住宅の断熱性能は、快適さや光熱費に直結する重要な要素。多くの場合、その仕様を専門家である建築士に一任するケースが少なくありません。しかし、建築士と施主が求める「暖かさ」の体感には、しばしば大きな隔たりが存在するようです。本記事では、一級建築士の松尾和也氏の著書『間違いだらけの省エネ住宅』(日経BP)より、快適なマイホームを建てるためのポイントを解説します。
3割が「無断熱」、最低基準を満たす家はわずか13%…日本人の6人中5人は「寒い家に住んでいる」絶望的事実【一級建築士が解説】 (※写真はイメージです/PIXTA)

暖かさを求める人、求めない人

余談ですが、最近は女性も目立ってきましたが、日本の設計担当者は男性が多いようです。男性の場合、寒がりだと答える割合は約3割です。先ほどの6人に1人という割合を掛け合わせると、「寒がりでかつ暖かい住宅に住んでいる設計担当者」すなわち「暖かい住宅を親身になって設計してくれそうな担当者」である確率は設計者18人に1人くらいではないのか。新築する人にとってはそんなことが言えるかもしれません。

 

ここで、もう1つ押さえておかなければならない現実があります。地方郊外の高齢者は生涯無断熱住宅にしか住んだことがないという人がほとんどだということです。そういう人は身体的にも住宅の側面からも最も断熱化が必要とされる条件がそろっています。
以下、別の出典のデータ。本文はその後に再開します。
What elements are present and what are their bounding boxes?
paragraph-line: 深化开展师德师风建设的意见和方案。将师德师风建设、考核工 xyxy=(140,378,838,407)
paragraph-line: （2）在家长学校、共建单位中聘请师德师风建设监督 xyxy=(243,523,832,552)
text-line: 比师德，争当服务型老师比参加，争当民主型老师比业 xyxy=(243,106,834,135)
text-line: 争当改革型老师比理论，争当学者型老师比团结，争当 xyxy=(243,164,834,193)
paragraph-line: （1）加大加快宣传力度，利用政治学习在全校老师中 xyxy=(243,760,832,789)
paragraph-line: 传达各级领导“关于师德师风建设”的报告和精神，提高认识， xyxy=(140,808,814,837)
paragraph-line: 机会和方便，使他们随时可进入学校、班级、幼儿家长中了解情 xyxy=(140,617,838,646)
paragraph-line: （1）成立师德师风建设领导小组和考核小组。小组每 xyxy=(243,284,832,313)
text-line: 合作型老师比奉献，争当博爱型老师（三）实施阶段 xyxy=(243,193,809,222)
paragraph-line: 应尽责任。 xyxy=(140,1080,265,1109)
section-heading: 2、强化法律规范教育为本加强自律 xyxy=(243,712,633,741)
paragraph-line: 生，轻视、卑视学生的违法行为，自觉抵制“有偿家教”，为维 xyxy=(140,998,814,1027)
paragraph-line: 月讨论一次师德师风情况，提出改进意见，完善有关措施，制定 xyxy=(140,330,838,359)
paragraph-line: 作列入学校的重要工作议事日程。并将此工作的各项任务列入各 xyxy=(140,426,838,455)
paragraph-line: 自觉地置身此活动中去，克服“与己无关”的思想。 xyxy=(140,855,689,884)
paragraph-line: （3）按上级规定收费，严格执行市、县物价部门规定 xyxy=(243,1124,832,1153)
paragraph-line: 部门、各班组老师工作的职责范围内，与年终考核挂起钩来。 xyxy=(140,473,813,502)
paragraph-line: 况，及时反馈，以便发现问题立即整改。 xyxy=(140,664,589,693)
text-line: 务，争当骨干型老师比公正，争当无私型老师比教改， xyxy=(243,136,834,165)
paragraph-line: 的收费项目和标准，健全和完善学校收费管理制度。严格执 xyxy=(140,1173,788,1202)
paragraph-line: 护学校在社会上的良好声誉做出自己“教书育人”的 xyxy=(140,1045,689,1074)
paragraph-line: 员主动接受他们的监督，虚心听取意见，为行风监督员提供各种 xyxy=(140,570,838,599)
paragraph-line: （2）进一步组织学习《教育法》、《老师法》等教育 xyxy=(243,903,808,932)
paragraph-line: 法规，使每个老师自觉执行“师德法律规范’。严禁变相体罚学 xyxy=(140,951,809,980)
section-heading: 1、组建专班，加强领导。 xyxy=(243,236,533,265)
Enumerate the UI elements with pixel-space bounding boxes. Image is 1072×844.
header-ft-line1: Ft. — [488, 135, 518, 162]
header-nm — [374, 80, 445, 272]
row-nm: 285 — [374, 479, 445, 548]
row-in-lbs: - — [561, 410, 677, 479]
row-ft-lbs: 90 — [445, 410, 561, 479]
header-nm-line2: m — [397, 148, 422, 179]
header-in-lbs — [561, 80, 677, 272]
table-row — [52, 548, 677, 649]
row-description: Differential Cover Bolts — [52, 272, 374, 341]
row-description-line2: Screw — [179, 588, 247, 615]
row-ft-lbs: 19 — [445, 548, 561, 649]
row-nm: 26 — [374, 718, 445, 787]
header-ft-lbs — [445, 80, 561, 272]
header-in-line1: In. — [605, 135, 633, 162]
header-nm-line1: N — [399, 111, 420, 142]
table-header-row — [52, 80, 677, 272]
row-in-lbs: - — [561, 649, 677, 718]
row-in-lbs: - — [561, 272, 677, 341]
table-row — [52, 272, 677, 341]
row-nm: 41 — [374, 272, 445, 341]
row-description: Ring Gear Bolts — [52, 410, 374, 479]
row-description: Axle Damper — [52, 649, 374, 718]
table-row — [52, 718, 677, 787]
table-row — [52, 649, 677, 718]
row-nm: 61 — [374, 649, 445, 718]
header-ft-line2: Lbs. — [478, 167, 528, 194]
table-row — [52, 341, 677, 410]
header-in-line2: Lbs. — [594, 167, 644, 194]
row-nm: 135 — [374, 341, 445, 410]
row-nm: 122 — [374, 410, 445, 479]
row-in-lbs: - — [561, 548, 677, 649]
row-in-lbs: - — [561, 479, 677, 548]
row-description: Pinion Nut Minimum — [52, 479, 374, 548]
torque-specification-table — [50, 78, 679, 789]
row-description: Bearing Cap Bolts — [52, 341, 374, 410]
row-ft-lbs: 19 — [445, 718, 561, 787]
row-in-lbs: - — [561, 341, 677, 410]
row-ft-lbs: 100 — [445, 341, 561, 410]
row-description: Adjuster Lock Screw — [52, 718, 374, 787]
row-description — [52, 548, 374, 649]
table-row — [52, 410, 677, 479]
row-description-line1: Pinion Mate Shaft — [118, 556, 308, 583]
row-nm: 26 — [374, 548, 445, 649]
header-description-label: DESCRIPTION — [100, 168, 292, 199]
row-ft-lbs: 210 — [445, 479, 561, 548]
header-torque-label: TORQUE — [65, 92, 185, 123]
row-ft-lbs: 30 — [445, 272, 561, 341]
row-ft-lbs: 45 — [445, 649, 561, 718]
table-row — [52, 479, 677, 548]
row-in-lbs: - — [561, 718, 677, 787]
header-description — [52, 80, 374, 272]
しかし、暖かさの快適性を知らないが故に、いっこうに断熱改修をしようという意識が働きません。

 

また一般的にそういった住宅は非常に面積が広く、全体を断熱改修するのが極めて難しい状況が多く存在します。さらには、貯金が豊富な世帯が多く、非常に高額な光熱費を払える状況にあるということも改善が進まない大きな要因だと思います。

 

一方で、以下のような人は断熱性を求める傾向が強いと言えます。

 

●大学時代、独身時代、新婚時代に1度はRC造の中部屋に住んでいた

●北海道もしくは欧米に居住したことがある

 

住宅を設計する際、ほとんどの実務者はその地域の省エネ基準のみに基づいて断熱仕様を決める傾向にあります。

 

しかし、暖かい住宅を作るということに関して言えば、建て主の寒がりの度合い、そして今現在の住居の暖かさ、かつて住んだことがある住居の暖かさが非常に重要になってきます。私の場合「寒がりでかつ北海道出身、もしくは南向きマンションの中間階の中部屋に住んでいた」というような建て主から依頼を受けた場合には細心の注意を払って設計します。具体的に言うなら「新居より狭い従来の住居で支払っていた光熱費以下で、従来と同等以上の暖かさを実現」させることができなければ、決して満足してもらうことはできないからです。

 

これは非常に厳しい条件で、特にマンションから戸建て住宅に引っ越す場合は「20年先を見据えた日本の高断熱住宅研究会」(HEAT20)のG2グレードというレベルの性能ぐらいを満たしておくことが最低限必要になってくると考えるのが無難です。